I was very gentle with myself yesterday.  I worked hard to not let myself "go there" (anywhere dark).  When flashbacks or angry thoughts or deep sadness tried to seep in, I literally forced it all out of my mind.  Ted really took care of me.  He woke up and got us bagels and coffee and gave me a really sweet card.  Then, we sat outside and had breakfast at our brand new patio table.  Did I even mention that Ted got this BEAUTIFUL table for more than 75% off?  Honestly, I think this is my new favorite piece of furniture ever.  It seats eight.  Eventually we may have eight people over again.  It could happen.


I spent the rest of the day doing stuff for my babies: working on my art projects and photo albums.  We watched movies and just hung out on our new couch!


I got lots of nice emails and text messages from friends - no "Happy Mothers Day"s, just lots of "Thinking about you"s.  Really nice.  Thank you.  I am repeating a new mantra to myself...thinking that if I say it enough, maybe I will just accept it instead of agonizing about it all of the time.  "Maxie and I will be together again and then we will have all of eternity to love and play with each other".  Is that how people build faith?  If you just repeat it and want it, does it become your truth?  I hope so.  There is nothing I want more.  I am thrilled that I got through the first of my lifetime of Mothers Days without Max.

2 comments

Susan Ireland said...

The next one was easier for me - I hope it will be for you too.
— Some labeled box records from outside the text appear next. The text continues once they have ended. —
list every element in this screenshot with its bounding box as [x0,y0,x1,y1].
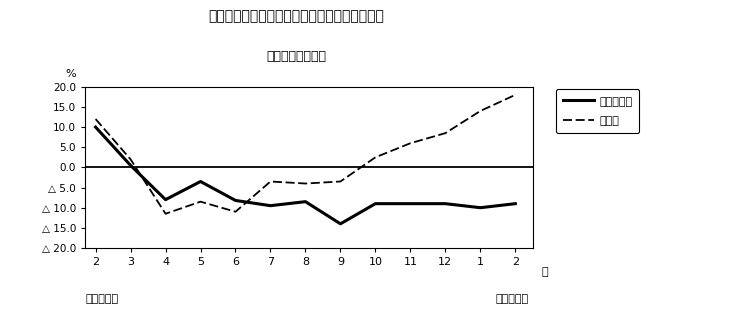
Text: 月: 月 [542,267,548,277]
Text: %: % [66,69,76,79]
Text: 平成２４年: 平成２４年 [496,294,529,304]
Text: （規樯５人以上）: （規樯５人以上） [266,50,326,63]
Text: 平成２３年: 平成２３年 [85,294,118,304]
Legend: 調査産業計, 製造業: 調査産業計, 製造業 [556,89,639,133]
Text: 第２図　所定外労働時間　対前年同月比の推移: 第２図 所定外労働時間 対前年同月比の推移 [208,9,384,23]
You did well to be gentle with yourself.

I also wasn't able to entertain after Catherine died. Madeleine's Christening is the first time I've really got back on that particular horse - that would be just over 2 years after Catherine died. It doesn't matter as long as you get there - just take your time.

Love the sofa and the table. If we had a patio table though, there would be one day a year it would be warm enough to use it - so I am envious of your weather too!

jkbrumbaugh@gmail.com said...

I was thinking about you and Maxie. I honestly have to I pictured myself with Jayden. I remember how much I love to hold him and look at him. And yes I cry and cry but I have to have the hope that we will be together that this was not the original plan to loose our babies. And the one day in the future I will hold him and look at him again.